According to the Central Bank of Cyprus, household bank accounts are taking a hit as a steady stream of withdrawals diminishes their savings to make it through the month.
The latest data reveals that total household deposits took a nosedive by €291.2 mln from July to October (July: -€74.2 mln, August: -€67.5 mln, September: -€82.7 mln, October: -€66.3 mln).
October alone witnessed a decrease of €61 mln in total deposits, starkly contrasting the robust increase of €87.7 mln in September.
The yearly change rate for total deposits dipped to 0.7%, down from 1.6% in September, leaving total deposits for October at a substantial €51.9 bln, held up by businesses.
While households are feeling the pinch and struggling to save, businesses seem to be weathering the storm much better.
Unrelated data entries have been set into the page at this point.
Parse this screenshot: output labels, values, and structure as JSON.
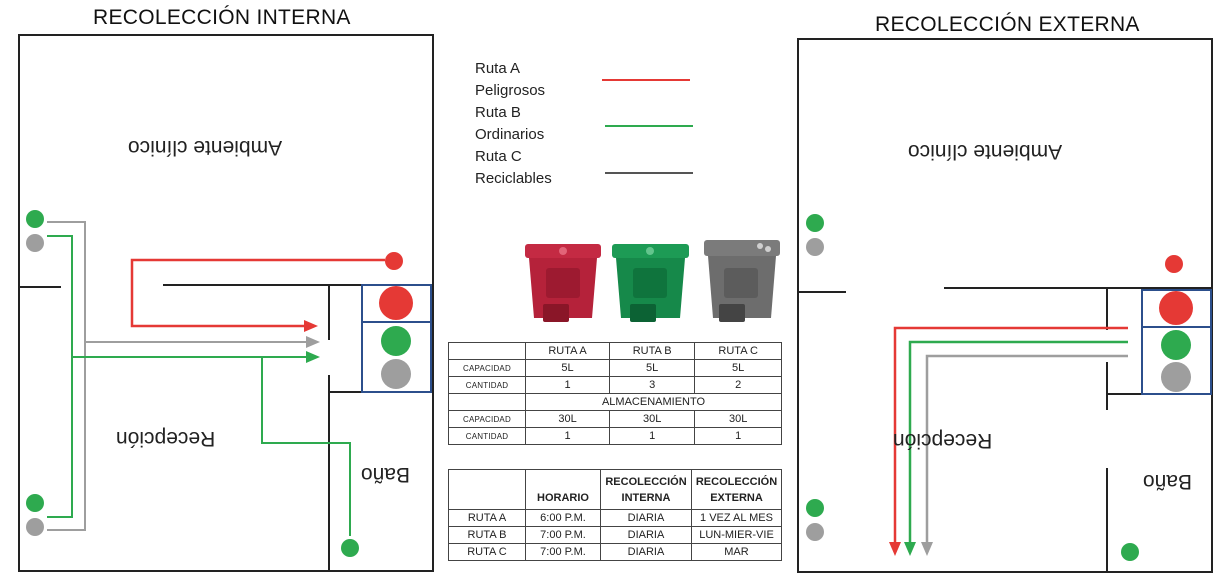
{
  "titles": {
    "internal": "RECOLECCIÓN INTERNA",
    "external": "RECOLECCIÓN EXTERNA"
  },
  "rooms": {
    "clinic": "Ambiente clínico",
    "reception": "Recepción",
    "bathroom": "Baño"
  },
  "legend": [
    {
      "route": "Ruta A",
      "type": "Peligrosos",
      "color": "#e53935"
    },
    {
      "route": "Ruta B",
      "type": "Ordinarios",
      "color": "#2eaa4f"
    },
    {
      "route": "Ruta C",
      "type": "Reciclables",
      "color": "#555555"
    }
  ],
  "bins": [
    {
      "name": "red-bin",
      "color": "#b5223a"
    },
    {
      "name": "green-bin",
      "color": "#16894a"
    },
    {
      "name": "gray-bin",
      "color": "#6d6d6d"
    }
  ],
  "capacity_table": {
    "headers": [
      "",
      "RUTA A",
      "RUTA B",
      "RUTA C"
    ],
    "rows": [
      [
        "CAPACIDAD",
        "5L",
        "5L",
        "5L"
      ],
      [
        "CANTIDAD",
        "1",
        "3",
        "2"
      ]
    ],
    "storage_label": "ALMACENAMIENTO",
    "storage_rows": [
      [
        "CAPACIDAD",
        "30L",
        "30L",
        "30L"
      ],
      [
        "CANTIDAD",
        "1",
        "1",
        "1"
      ]
    ]
  },
  "schedule_table": {
    "headers": [
      "",
      "HORARIO",
      "RECOLECCIÓN INTERNA",
      "RECOLECCIÓN EXTERNA"
    ],
    "rows": [
      [
        "RUTA A",
        "6:00 P.M.",
        "DIARIA",
        "1 VEZ AL MES"
      ],
      [
        "RUTA B",
        "7:00 P.M.",
        "DIARIA",
        "LUN-MIER-VIE"
      ],
      [
        "RUTA C",
        "7:00 P.M.",
        "DIARIA",
        "MAR"
      ]
    ]
  },
  "colors": {
    "red": "#e53935",
    "green": "#2eaa4f",
    "gray": "#9e9e9e",
    "darkgray": "#555555",
    "blue": "#2c4f8c"
  }
}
Business deposits are on the rise for the third consecutive month, boasting total savings of €172.4 mln (August: €43.1 mln, September: €55.9 mln, October: €73.4 mln).
But it’s not just households in the financial downturn; insurance companies and pension funds saw a decrease of €4.4 mln in deposits for October, and other financial institutions experienced a more significant drop of €201.1 mln.
According to the Central Bank, total loans in October decreased by €212.9 mln compared to the increase of €19.2 mln in September.
The yearly rate for total loans was -0.3%, from the zero-change rate in September.
The remaining total loans in October were €24.7 bln, with loans to residents decreasing €139.6 mln.
Breaking it down, loans to households increased by a modest €0.7 mln, while loans to non-financial corporations saw a decline of €124.8 mln.
Loans to other domestic institutional sectors showed an overall decrease of €15.5 mln.
Demand for loans is affected by interest rates and the strict criteria set by banks for approving loan applications.
ECB interest rates are at 4.5% – the highest since 1999 – significantly impeding credit expansion.